PPs who said owning my freedom, that he did me a favour are bang on, and 99% of the time that IS how I feel, I just don’t know how to break out of this thought pattern. It’s so frustrating!

I’ve already deleted/blocked him everywhere, it’s just local acquaintances that are to blame for me knowing about this at all.

OP posts:
Angelf1sh · 04/03/2018 19:34

Ask people not to tell you things that are obviously going to be upsetting. I honestly don’t know why people tell you things like that, you didn’t need to know. It’s not like telling your friend their husband is on tinder which they clearly need to know about, this information has no positive effect on you but will obviously upset you.

I really wouldn’t contact him, you’ll come across as deranged and end up feeling worse because he’ll have even more power and everyone will think he did the right thing. I get why you want to though. I just have those imaginary fights in my head so I can make him respond how I want him to!!

user00169236 · 04/03/2018 22:21

I agree with writing it all down on a piece of paper and also take it one day at a time. Or one hour at a time if that is too hard - think "I won't contact him for one day" and then next day promise yourself that again.

Something else that might help is having a little fantasy imagining about what would happen if you actually do contact him - imagine the worst most hateful thing you could get back and how much worse/sick it would make you feel. Imagine if he doesn't bother to reply - threatens to report you to the police for harassing him - tries to really hurt you and tells you yes it was always this woman and how much better she is than you picking on all the things he knows you dislike about yourself just to hurt you and so on. Think of what would hurt you most and imagine him doing it or saying it. Should put you off.

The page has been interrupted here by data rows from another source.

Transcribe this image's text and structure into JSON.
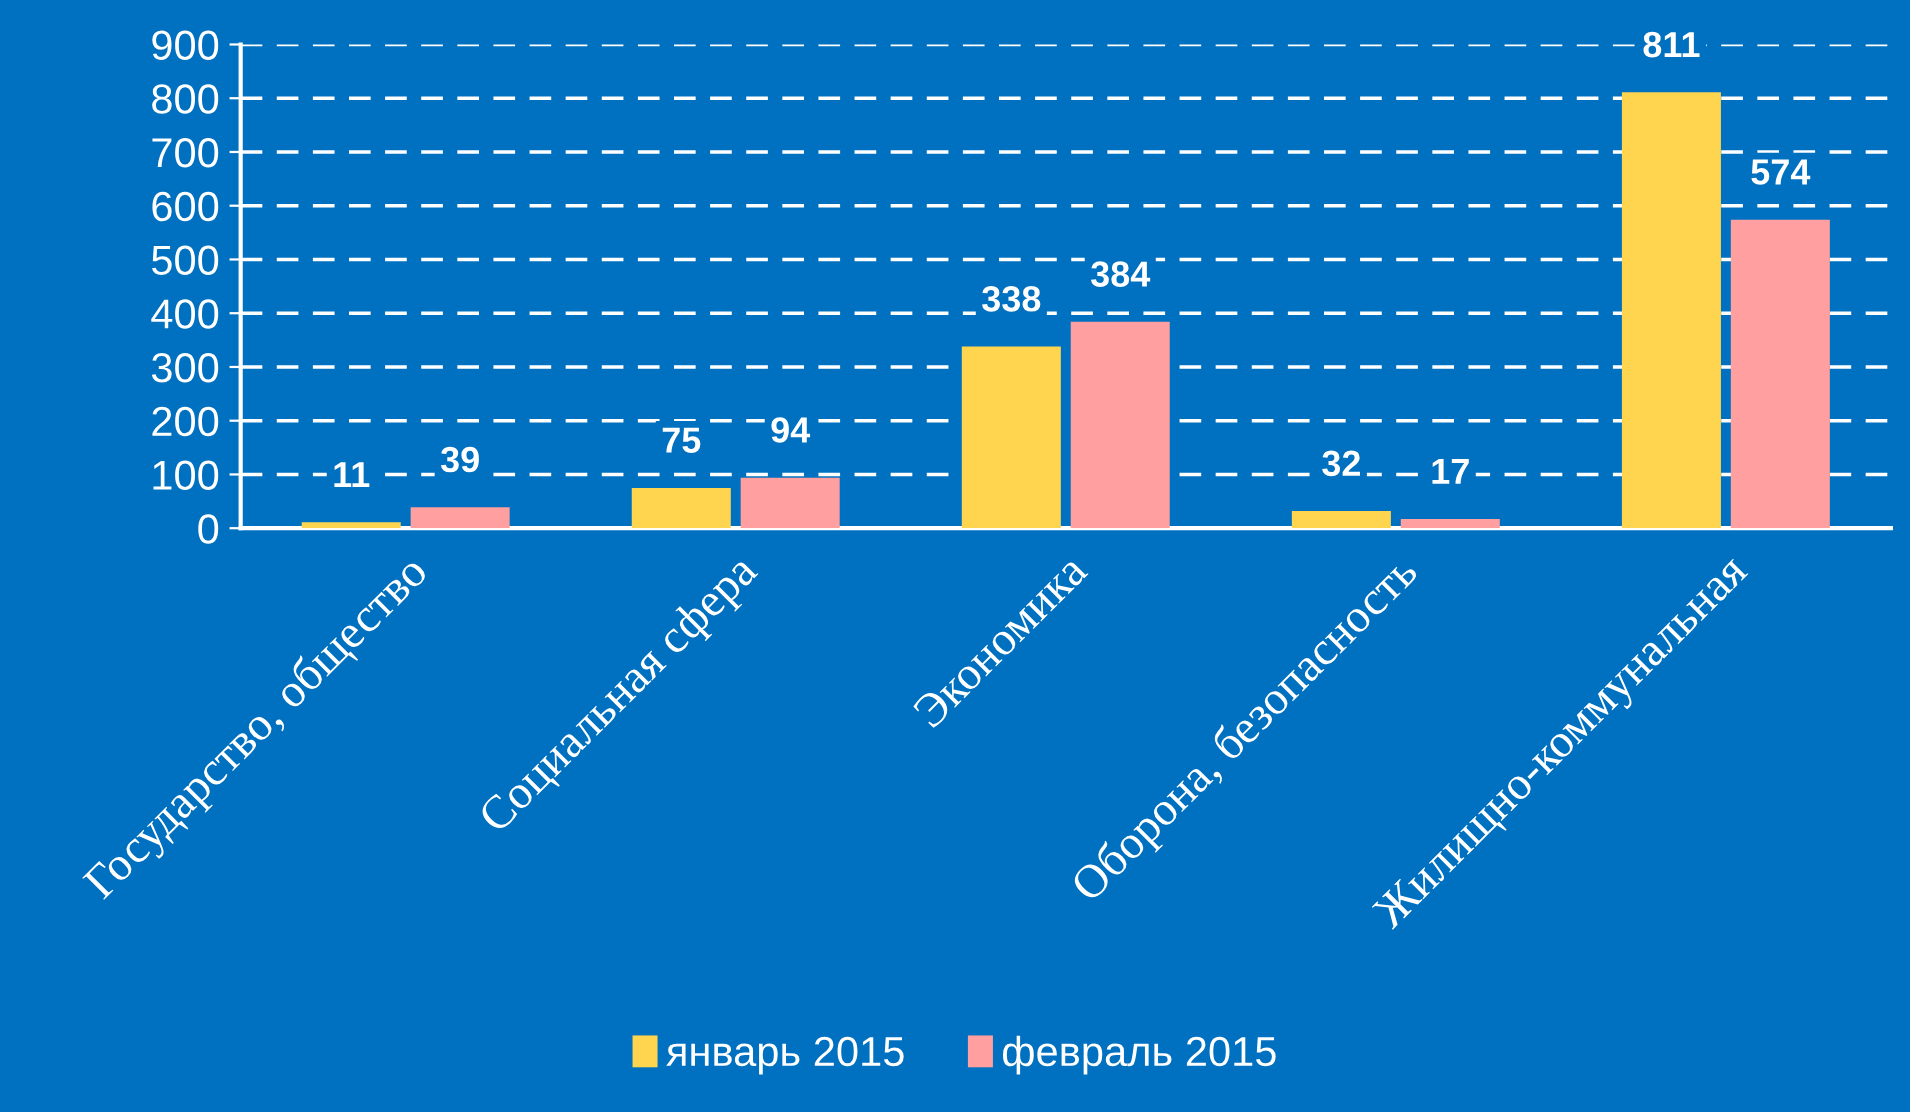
{
  "chart_data": {
    "type": "bar",
    "categories": [
      "Государство, общество",
      "Социальная сфера",
      "Экономика",
      "Оборона, безопасность",
      "Жилищно-коммунальная"
    ],
    "series": [
      {
        "name": "январь 2015",
        "color": "#ffd54f",
        "values": [
          11,
          75,
          338,
          32,
          811
        ]
      },
      {
        "name": "февраль 2015",
        "color": "#ff9f9f",
        "values": [
          39,
          94,
          384,
          17,
          574
        ]
      }
    ],
    "ylim": [
      0,
      900
    ],
    "yticks": [
      0,
      100,
      200,
      300,
      400,
      500,
      600,
      700,
      800,
      900
    ],
    "grid": "y",
    "legend": "bottom",
    "data_labels": true
  }
}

YearOfYouRemember · 05/03/2018 20:38

Writing it down then chucking it is about getting it out of your head..

mooncuplanding · 05/03/2018 20:56

I think it does depend what you write and how engaged you become with his predictable denial

A one-off I know what you did, just so you know, message can be very effective and satisfying IMO

But you have to be prepared to then block so you don't engage in the idiotic response you will inevitably get

userxx · 05/03/2018 21:11

You've maintained your dignity so far, don't let this wobble undo that. Continue as you are, getting on with your life, he isn't worth your energy and being angry will only be giving the whole situation more power. Fuck him.

RidingWindhorses · 05/03/2018 21:16

The problem is that he doesn't give a shit about you now, he might even laugh. So it can only make you feel worse.

Itssosunny · 05/03/2018 21:31

Maybe one day, OP, when you bump into him and if he mentions about this woman. You could then say something that would show him that you knew about them all along. "Some people told me you started seeing each other when we had been still married."
I would of course be careful as people these days can take you to court if there's no proof. You should know you ex better of course.

applesandpears56 · 05/03/2018 23:04

Im not as decent as the previous pp and would be tempted to seek revenge along the lines of creating a new Facebook profile and messaging the new gf to say he’s cheating on her (with you the fake profile or email address that can’t be traced to you). You must know enough personal detail about him to make it seem credible. She’ll be thinking once a cheater etc after all he cheated on his ex gf (you) with me
He was def cheating with her - don’t contact him directly he’ll never tell you the truth. Mutual friends might if you pretend he already let you know?

NotSureThisIsWhatIWant · 05/03/2018 23:09

If your suspicions are correct the only thing you will get is even more pain and resentment.

Let it be, sometimes ignorance is a blessing.

Catsrus · 06/03/2018 02:47

I've been very tempted to send my ex's new dw (the hidden other woman - "there's no one else" etc) a THANK YOU card.